- Relator(a)
- Katia Magalhaes Arruda
- Órgão julgador
- 6ª Turma
- Data do julgamento
- 16/02/2022
- Data de publicação
- 18/02/2022
TST – Agravo 0000040-23.2020.5.23.0096, Rel. Katia Magalhaes Arruda, 6ª Turma, j. 16/02/2022, p. 18/02/2022
EMENTA: AGRAVO. AGRAVO DE INSTRUMENTO. RECURSO DE REVISTA. RECLAMANTE. LEI Nº 13.467/2017. TRANSCENDÊNCIA. CAIXA BANCÁRIO. INTERVALO DE DIGITADOR. 1 - Registra-se, inicialmente, que o Pleno do TST, na sessão realizada em 06/11/2020, ao julgar o processo ArgInc-1000845-52.2016.5.02.0461, reconheceu a inconstitucionalidade do art. 896-A, §5º, da CLT. 2 - Na decisão monocrática, não foi reconhecida a transcendência e foi negado provimento ao agravo de instrumento. 3 - A parte agravante alega que há transcendência política, porque há julgados do TST que reconhecem a existência de norma interna garantindo o intervalo de digitador a todos que exercem função de caixa, independente da comprovação da atividade de digitação ser contínua e ininterrupta. 4 - No caso, o TRT não reconheceu o direito do reclamante ao intervalo de digitador, por entender que o exercício da função de caixa, por si só, não é suficiente a ensejar o direito às pausas ergonômicas e destacou que o reclamante não se enquadrava na hipótese dos acordos coletivos e da norma interna da reclamada. 5 - Mantém-se a decisão monocrática na qual não foi reconhecida a transcendência, pois, no caso concreto, a matéria probatória não pode ser revisada no TST, quanto ao conteúdo das normas coletivas, e a matéria de direito encontra-se uniformizada nesta Corte Superior, que entende que o simples exercício da função de caixa não enseja direito ao intervalo de digitador.

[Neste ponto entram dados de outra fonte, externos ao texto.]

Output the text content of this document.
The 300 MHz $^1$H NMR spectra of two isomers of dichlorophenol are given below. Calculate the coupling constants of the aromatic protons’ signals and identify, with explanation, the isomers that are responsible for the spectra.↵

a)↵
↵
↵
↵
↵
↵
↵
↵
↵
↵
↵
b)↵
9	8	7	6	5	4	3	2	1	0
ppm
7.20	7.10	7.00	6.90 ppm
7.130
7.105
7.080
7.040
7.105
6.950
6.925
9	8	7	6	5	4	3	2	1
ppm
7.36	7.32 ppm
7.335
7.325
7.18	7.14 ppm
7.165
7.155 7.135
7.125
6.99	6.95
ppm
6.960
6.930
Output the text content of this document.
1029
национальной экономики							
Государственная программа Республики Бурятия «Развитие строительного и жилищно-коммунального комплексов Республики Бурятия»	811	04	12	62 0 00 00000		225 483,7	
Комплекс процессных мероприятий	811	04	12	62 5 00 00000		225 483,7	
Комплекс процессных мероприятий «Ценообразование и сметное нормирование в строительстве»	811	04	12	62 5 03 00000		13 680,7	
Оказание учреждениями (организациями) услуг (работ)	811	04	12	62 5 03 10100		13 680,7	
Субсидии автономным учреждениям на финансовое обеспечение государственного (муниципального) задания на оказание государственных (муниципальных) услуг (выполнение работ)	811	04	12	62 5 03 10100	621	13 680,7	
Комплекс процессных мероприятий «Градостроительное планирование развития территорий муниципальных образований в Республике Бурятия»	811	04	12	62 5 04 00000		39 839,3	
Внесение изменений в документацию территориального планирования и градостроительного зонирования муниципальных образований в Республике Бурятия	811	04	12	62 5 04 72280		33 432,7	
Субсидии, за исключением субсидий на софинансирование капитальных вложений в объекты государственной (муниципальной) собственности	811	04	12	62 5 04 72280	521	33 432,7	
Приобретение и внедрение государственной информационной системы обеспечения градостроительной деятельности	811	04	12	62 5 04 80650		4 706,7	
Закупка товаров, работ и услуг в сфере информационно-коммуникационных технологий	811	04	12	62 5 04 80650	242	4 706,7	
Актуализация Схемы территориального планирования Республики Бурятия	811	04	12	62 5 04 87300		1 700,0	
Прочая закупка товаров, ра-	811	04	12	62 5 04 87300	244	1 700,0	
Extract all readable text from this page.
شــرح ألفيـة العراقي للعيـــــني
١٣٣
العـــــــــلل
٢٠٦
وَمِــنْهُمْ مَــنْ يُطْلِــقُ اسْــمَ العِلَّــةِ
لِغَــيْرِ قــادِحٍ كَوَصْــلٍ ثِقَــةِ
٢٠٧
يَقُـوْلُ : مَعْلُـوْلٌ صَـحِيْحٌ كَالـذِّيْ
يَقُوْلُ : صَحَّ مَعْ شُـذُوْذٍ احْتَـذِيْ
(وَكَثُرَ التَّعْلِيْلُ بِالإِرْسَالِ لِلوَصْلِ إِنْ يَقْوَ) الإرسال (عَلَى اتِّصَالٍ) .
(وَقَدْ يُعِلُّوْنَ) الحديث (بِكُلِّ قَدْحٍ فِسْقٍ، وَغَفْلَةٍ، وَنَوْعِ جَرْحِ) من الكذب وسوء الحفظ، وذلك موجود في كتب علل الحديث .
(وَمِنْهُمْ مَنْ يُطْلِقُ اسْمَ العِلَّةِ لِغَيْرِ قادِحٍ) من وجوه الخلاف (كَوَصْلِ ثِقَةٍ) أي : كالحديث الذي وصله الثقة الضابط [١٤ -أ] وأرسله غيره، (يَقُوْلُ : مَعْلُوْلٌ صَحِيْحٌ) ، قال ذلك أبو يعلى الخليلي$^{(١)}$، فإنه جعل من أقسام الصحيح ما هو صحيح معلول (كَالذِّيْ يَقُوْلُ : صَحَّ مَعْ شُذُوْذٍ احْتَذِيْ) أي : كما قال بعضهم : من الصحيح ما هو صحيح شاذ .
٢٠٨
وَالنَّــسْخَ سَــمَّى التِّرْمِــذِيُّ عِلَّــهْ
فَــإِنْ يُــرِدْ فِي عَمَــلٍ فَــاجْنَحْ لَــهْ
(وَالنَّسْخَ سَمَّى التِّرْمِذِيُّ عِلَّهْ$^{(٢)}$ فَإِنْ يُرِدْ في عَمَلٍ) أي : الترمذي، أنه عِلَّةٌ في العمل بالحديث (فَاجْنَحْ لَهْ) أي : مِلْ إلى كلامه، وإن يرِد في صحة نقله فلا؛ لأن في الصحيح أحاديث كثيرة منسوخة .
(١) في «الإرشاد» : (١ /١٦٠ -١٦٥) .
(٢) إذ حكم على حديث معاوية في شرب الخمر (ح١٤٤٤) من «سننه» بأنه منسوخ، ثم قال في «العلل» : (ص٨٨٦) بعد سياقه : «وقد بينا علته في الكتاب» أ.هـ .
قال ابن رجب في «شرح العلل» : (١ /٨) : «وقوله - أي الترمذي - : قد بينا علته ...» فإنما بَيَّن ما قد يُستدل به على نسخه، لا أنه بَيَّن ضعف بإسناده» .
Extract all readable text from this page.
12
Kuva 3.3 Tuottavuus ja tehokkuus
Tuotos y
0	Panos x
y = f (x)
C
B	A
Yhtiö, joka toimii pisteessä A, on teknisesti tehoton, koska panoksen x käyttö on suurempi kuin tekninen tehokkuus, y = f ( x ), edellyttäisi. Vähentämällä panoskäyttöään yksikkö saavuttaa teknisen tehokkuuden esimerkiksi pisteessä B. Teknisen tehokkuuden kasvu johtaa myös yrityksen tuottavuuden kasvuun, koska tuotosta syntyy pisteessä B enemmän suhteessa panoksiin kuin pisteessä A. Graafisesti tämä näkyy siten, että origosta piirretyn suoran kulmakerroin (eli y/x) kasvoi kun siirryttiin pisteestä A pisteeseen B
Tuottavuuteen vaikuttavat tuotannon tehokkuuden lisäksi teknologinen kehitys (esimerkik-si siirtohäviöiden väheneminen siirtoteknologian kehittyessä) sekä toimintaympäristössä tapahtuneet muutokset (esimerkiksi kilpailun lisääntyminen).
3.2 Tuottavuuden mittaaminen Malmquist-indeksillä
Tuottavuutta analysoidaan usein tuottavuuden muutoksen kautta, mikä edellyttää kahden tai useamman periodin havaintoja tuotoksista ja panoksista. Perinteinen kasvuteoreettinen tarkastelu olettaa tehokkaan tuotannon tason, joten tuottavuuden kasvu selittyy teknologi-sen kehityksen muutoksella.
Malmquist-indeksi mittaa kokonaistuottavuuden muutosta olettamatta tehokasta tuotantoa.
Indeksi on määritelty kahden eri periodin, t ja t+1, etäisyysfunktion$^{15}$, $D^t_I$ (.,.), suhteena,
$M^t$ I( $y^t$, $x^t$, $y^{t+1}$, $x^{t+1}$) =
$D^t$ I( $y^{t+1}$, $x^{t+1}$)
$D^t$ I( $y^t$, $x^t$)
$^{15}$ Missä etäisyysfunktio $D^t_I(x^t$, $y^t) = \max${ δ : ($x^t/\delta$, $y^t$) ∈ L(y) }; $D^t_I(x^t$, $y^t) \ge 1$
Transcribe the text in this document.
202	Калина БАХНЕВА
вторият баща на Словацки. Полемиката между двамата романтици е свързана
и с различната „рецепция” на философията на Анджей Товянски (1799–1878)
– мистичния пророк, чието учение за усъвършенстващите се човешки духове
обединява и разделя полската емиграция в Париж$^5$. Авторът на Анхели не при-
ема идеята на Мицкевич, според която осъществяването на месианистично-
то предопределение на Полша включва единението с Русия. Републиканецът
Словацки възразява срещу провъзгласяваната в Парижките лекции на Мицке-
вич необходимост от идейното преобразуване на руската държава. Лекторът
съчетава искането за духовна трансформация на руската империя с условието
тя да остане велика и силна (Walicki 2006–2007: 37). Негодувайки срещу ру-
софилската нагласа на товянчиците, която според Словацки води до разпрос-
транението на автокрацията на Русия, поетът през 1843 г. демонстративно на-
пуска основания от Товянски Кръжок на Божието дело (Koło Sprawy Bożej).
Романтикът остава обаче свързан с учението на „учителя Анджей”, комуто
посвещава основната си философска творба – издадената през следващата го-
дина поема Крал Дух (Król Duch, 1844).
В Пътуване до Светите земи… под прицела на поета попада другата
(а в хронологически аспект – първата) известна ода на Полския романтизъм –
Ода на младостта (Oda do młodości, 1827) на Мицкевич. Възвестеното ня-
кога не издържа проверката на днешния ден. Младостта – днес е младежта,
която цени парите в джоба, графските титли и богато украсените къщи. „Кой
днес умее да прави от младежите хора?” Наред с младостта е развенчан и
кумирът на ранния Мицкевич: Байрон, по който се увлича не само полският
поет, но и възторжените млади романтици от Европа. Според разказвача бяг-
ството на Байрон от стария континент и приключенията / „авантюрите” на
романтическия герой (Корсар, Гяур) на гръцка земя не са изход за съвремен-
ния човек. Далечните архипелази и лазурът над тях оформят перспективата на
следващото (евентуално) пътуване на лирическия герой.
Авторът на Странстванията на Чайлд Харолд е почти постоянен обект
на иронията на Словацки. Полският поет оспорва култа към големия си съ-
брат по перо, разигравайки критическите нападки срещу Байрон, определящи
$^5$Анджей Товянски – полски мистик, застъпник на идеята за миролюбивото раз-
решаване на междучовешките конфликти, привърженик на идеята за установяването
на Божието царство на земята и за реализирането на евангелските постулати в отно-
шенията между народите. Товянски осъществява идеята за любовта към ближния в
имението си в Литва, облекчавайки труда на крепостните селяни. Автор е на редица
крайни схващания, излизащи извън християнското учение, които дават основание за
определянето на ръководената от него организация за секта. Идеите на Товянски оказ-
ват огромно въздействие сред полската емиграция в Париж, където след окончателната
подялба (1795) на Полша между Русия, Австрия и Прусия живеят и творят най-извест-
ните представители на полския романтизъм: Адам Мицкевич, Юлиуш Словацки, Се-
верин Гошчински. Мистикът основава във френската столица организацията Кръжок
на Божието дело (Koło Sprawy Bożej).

Julgados da SBDI-I. 6 - Não se constata a existência de transcendência em qualquer de seus indicadores. 7 - Agravo a que se nega provimento. (Tribunal Superior do Trabalho (6ª Turma). Acórdão: 0000040-23.2020.5.23.0096. Relator(a): KATIA MAGALHAES ARRUDA. Data de julgamento: 16/02/2022. Juntado aos autos em 18/02/2022.)